Elle a toutefois pointé une «flambée de violences de l'extrême droite», prenant en exemple la mort de l'ancien international de rugby argentin Federico Martin Aramburu, assassiné à Paris le 19 mars 2022, et soulignant qu'il n'y avait pas eu de minute de silence. Les responsabilités du décès de Quentin Deranque restent floues. Agressé jeudi soir à Lyon, cet étudiant était, selon le collectif identitaire Némésis, chargé d'assurer la sécurité de plusieurs de ses militantes venues manifester contre une conférence de l'eurodéputée LFI Rima Hassan à Sciences Po Lyon.
La porte-parole du gouvernement, Maud Bregeon, a dénoncé lundi la «responsabilité morale» de La France insoumise dans un «climat de violence» dans le débat politique. Le coordinateur de La France insoumise, Manuel Bompard, a assuré mardi qu'il n'y avait «aucun lien» entre son mouvement et la mort du jeune militant nationaliste Quentin Deranque, rejetant des accusations «mensongères». «J'appelle tout le monde à la responsabilité et à la vigilance parce que, quand on lance des accusations infondées, graves et mensongères, ça a des conséquences», a-t-il dit sur France Inter.
Finis les meetings
Le ministre de l'Enseignement supérieur, Philippe Baptiste, a assuré mardi sur BFMTV qu'il n'y aurait pas d'autres «meetings» dans les universités si un risque de trouble à l'ordre public est avéré. «Avec les risques qu'on a aujourd'hui qui sont maintenant tristement très très clairs, évidemment non, il n'y aura pas d'autres meetings de ce type-là dans les établissements», a indiqué le ministre, précisant avoir envoyé une circulaire aux préfets et aux recteurs en ce sens.
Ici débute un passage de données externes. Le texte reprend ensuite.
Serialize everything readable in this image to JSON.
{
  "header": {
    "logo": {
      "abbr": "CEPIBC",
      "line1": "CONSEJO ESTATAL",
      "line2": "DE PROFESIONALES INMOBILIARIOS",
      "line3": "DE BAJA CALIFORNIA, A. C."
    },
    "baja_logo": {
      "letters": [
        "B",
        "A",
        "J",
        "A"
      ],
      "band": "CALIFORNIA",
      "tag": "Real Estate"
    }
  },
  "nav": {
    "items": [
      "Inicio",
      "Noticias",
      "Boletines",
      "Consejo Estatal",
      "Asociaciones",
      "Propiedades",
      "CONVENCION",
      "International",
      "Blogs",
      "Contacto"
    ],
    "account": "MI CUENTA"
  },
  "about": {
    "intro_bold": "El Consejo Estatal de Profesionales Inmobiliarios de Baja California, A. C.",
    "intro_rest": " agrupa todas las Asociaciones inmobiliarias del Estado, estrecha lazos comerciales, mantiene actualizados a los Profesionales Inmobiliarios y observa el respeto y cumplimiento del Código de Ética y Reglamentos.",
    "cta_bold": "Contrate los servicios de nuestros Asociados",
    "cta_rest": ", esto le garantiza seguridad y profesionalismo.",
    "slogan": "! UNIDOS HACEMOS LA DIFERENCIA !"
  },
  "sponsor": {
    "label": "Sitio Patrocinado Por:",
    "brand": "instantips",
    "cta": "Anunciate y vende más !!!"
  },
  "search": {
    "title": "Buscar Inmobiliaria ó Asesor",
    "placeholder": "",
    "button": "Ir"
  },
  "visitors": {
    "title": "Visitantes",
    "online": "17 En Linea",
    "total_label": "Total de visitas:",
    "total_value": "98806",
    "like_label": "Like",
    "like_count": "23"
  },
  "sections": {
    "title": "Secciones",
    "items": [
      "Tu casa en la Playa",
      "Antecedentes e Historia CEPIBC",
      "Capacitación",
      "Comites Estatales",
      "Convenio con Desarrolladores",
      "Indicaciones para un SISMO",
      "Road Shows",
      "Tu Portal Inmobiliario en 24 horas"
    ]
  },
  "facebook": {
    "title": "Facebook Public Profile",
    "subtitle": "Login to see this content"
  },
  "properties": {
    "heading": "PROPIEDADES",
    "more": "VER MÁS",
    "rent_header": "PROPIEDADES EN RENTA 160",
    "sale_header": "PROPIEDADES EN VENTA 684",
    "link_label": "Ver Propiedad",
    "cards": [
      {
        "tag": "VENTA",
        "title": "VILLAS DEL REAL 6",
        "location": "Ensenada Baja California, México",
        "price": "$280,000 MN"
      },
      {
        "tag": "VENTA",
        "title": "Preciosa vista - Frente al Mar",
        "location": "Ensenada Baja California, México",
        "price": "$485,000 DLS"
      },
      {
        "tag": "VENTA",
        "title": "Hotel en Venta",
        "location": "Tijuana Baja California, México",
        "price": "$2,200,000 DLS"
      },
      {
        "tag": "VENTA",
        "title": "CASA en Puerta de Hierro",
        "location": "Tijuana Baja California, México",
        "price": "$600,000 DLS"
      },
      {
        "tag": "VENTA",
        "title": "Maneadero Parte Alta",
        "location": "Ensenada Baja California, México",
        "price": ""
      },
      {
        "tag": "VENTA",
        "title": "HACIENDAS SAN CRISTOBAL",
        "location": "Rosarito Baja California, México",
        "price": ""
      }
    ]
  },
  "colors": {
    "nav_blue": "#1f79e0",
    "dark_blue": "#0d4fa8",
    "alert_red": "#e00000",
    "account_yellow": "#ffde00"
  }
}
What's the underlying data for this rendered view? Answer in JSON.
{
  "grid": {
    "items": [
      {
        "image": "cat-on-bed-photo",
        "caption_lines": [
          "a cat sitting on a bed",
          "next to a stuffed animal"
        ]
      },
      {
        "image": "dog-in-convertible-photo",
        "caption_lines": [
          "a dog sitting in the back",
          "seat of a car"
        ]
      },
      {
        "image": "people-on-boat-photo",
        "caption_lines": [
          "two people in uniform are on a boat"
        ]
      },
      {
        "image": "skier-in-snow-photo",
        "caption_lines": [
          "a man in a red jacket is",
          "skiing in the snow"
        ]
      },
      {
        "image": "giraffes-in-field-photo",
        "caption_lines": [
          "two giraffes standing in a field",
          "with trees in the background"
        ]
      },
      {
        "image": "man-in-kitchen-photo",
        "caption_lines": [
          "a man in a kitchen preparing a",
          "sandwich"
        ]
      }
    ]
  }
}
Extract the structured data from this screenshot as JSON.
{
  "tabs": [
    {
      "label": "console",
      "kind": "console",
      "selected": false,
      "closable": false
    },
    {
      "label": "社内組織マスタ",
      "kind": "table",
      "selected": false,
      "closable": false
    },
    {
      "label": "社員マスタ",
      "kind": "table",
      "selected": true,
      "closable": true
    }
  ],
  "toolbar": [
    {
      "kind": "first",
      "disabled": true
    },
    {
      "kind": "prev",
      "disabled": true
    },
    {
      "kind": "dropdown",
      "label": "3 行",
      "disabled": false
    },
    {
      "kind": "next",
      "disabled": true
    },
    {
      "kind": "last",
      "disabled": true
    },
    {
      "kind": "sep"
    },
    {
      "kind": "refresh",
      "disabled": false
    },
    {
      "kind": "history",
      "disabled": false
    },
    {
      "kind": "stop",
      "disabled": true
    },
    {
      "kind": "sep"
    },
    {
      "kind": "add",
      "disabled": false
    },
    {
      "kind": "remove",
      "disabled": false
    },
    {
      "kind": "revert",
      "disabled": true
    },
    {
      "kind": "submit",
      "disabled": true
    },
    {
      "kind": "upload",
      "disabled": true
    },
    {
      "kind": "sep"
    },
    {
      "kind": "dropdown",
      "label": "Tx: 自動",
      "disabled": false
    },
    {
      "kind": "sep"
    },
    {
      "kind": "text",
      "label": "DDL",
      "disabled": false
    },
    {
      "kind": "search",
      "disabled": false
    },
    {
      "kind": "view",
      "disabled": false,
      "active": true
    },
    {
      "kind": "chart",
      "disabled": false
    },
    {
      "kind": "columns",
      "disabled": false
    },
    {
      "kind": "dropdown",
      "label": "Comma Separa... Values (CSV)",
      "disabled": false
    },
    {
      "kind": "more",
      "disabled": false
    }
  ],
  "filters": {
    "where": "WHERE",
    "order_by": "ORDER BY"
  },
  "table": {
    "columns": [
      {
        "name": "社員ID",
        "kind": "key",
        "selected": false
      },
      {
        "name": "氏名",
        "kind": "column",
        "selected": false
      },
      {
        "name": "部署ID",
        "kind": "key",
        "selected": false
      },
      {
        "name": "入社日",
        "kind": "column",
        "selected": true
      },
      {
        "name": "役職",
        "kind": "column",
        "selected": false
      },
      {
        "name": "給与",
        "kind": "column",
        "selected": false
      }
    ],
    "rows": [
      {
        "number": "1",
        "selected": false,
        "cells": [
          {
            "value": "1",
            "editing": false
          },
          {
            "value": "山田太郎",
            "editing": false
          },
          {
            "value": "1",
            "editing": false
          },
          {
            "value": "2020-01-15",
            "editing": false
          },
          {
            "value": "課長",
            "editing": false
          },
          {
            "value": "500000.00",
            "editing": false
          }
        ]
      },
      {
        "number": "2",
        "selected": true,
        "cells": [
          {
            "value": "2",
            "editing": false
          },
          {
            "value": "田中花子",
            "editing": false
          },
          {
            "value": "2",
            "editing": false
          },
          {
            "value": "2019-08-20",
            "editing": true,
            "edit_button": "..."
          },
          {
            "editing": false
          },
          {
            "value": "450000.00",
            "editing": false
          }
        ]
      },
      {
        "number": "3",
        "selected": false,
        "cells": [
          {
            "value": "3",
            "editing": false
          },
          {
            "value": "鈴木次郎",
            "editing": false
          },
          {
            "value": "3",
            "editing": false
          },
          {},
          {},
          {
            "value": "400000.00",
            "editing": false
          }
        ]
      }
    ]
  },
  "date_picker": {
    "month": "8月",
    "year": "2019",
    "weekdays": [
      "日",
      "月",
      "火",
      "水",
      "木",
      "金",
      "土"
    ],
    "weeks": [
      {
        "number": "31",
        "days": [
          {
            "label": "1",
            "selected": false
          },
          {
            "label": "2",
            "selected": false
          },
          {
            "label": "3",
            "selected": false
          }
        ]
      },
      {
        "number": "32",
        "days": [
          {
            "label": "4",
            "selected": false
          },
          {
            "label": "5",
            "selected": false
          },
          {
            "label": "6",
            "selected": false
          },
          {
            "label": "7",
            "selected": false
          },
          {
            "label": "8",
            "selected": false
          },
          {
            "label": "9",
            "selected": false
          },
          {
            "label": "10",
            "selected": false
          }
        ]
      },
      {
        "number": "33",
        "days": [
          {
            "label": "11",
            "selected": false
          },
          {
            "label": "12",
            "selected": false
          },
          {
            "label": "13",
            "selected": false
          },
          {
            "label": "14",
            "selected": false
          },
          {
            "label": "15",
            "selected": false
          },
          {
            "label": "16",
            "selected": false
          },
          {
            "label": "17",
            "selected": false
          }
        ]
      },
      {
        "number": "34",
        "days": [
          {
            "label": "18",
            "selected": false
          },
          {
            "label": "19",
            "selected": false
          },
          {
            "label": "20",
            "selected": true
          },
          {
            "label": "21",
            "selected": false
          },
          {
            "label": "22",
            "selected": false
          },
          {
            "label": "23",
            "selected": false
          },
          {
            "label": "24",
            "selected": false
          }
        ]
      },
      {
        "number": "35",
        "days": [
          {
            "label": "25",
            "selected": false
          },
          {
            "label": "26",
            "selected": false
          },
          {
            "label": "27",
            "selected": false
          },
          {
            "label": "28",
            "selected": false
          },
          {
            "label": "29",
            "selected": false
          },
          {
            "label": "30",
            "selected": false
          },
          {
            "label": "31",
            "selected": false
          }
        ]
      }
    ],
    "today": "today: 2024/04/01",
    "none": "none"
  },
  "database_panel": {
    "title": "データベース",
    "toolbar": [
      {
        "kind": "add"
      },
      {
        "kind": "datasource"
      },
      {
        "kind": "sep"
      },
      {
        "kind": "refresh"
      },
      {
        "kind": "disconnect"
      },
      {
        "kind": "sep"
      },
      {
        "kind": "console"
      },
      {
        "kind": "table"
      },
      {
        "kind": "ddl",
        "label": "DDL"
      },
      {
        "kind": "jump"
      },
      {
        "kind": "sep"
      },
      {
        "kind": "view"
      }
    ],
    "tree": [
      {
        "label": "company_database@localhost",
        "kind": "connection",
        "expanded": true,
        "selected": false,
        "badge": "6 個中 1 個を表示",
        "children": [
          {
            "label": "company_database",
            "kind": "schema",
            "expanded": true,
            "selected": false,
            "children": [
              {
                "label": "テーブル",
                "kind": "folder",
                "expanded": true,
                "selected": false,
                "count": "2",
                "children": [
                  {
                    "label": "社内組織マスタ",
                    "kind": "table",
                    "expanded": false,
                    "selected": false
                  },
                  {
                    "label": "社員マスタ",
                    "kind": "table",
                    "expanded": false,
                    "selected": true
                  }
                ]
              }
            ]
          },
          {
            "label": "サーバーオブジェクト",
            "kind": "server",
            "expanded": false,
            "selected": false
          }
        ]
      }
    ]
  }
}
Il a toutefois souligné que la décision reviendrait à la fin aux présidents d'universités.
«Des discours qui ont vocation à enflammer les jeunes, à les mettre dans la rue pour avoir des interactions violentes (...), ce n'est pas possible de continuer à avoir ça aujourd'hui au sein des établissements parce que le risque de trouble est avéré et donc (...) il y a évidemment un moyen très simple d'interdire» ce type d'événement, a pointé Philippe Baptiste.
Philippe Baptiste a fait part mardi d'«une immense colère de voir que le discours politique agressif, dur, violent, se transforme en violence physique», estimant que «là, il y a une responsabilité morale de LFI qui est extrêmement forte». La circulaire évoquée par Philippe Baptiste, également signée par le ministre de l'Intérieur Laurent Nunez, rappelle les critères que doivent prendre en compte les présidents d'université pour autoriser la mise à disposition de locaux pour des étudiants qui en font la demande pour une réunion publique: ils doivent concilier «les libertés académiques et les libertés d'expression» et le «maintien de l'ordre dans l'établissement et le bon fonctionnement du service public», en fonction du «contexte» et du «contenu de la réunion».
«Alors que la violence politique a atteint un nouveau sommet», la circulaire demande aux recteurs et préfets «d'apporter leur expertise» en prenant en compte le «climat très particulier de tensions voire de violences extrêmes autour de tels évènements, comme en témoigne la tragédie qui vient d'endeuiller Lyon». Le document rappelle aux préfets et aux recteurs leur rôle d'accompagnement des présidents d'université dans la prise de décision sur l'annulation d'événements.